The planned community at Marysville is among the earliest and most complete Canadian examples of an integrated industrial/ residential community. It reflects the paternal model of 19th-century labour relations, in which industrialists sought to control the working and living conditions of workers, with a view to optimizing production. The high quality, brick construction of both tenements and mill reflect Gibson’s optimism for the community. The Mill Street commercial area reflects the paternal model of industrialism practised by Gibson, in which company shops were provided for mill employees within the integrated setting of the industrial/residential community. Surviving buildings represent the commercial needs of a 19th-century community, and include residences provided for merchants.
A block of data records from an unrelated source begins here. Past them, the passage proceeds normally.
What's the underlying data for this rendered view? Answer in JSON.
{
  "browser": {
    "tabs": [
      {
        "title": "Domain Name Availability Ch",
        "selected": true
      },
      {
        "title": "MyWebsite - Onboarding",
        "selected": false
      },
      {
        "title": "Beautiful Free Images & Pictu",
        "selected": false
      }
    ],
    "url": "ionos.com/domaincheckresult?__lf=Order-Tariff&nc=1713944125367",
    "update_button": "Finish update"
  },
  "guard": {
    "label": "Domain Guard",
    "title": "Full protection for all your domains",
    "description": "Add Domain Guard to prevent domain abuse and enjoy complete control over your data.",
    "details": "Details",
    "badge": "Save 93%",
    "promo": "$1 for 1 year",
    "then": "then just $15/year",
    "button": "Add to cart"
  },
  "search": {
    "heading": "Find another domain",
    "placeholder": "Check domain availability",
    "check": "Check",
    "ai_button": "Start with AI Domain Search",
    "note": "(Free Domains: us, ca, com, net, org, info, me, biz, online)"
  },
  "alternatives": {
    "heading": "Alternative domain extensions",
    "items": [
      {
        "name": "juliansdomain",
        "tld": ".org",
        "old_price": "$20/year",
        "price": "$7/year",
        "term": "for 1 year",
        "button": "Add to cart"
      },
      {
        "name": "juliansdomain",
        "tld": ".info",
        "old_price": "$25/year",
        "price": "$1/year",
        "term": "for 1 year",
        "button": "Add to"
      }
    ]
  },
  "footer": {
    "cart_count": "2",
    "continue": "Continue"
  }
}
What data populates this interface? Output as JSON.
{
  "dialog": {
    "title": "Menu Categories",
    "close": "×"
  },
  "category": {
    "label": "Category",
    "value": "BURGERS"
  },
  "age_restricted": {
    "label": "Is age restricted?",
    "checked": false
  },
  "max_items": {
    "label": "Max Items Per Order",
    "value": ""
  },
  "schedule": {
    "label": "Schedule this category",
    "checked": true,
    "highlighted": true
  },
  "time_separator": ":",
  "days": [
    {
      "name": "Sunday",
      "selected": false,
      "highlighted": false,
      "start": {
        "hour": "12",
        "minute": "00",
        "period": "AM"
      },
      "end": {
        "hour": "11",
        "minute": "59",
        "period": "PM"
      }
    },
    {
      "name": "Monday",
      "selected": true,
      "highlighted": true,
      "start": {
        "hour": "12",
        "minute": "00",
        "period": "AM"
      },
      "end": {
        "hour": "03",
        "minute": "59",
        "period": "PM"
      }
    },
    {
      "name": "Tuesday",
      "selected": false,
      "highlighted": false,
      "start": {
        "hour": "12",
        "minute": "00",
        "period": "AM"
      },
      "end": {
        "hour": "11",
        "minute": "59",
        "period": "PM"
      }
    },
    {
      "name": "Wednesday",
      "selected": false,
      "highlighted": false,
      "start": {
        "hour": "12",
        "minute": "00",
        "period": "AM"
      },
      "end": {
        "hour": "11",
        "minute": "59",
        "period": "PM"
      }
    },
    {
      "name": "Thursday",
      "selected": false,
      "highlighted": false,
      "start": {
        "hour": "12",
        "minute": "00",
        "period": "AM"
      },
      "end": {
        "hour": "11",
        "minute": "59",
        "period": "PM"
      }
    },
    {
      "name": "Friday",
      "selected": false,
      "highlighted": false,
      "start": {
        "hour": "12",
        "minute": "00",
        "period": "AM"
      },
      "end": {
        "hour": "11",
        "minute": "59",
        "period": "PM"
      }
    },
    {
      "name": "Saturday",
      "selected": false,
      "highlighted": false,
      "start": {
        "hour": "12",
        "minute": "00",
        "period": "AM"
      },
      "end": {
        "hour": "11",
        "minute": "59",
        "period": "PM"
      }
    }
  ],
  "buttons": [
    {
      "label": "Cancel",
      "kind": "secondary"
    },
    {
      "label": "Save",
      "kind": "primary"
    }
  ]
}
Sources: Historic Sites and Monuments Board of Canada, Minutes, Commemorative Integrity Statement, 2002.
Key features contributing to the heritage value of this site include:
the completeness of company town facilities including a former plant (the cotton mill), former company housing and survivals of community facilities, the homogeneity of scale, design, construction techniques and materials among residential buildings, the high quality, solid brick construction and decorative brickwork of the tenement housing, mill, and buildings in the Mill Street commercial area, the relationship of buildings to the river and each other, with the mill centrally located on the east riverbank; commercial shops located on the west riverbank but close to the mill; workers’ tenement housing concentrated on five streets close to the mill; and managers’ housing distributed along the west side of the river, the location of managers’ housing on the high ground and the location of the mill and workers’ housing on the low ground of the east bank, the former Marysville Cotton Mill with its four-storey, rectangular massing, a central, five-storey tower on its front façade; and a two-storey rear annex; brick construction materials; generous, regularly organized fenestration on all facades; its river siting and central location, the brick tenement housing comprising 53 two-storey houses (39 duplexes and 14 single houses) and a former three-storey, boarding house; their brick construction; symmetrical facades; gable roofs; the six-bay, two-storey, two-unit plan of the duplexes; the five-bay; two-storey single houses; the three-storey former boarding house on a corner lot, the compact layout of the housing terraces and streets, in rows along Bridge, Morrison, Allen and Downing streets, the White Row (River Street) housing with its 11 duplexes, arranged in a row along the river bank and seven surviving examples from the lumber mill era, in their found form, scale and construction materials, the Mill Street commercial area with the former Gibson company store in its found form and materials; the brick construction of No. 17 Mill Street; No. 31 Mill Street; and the former post office, Nob Hill (Canada Street) housing with its 17 wood-frame houses, 2 brick houses, with their Maritime vernacular plans, bold detailing and nineteenth-century construction materials and methods; their linear arrangement on spacious lots overlooking the river.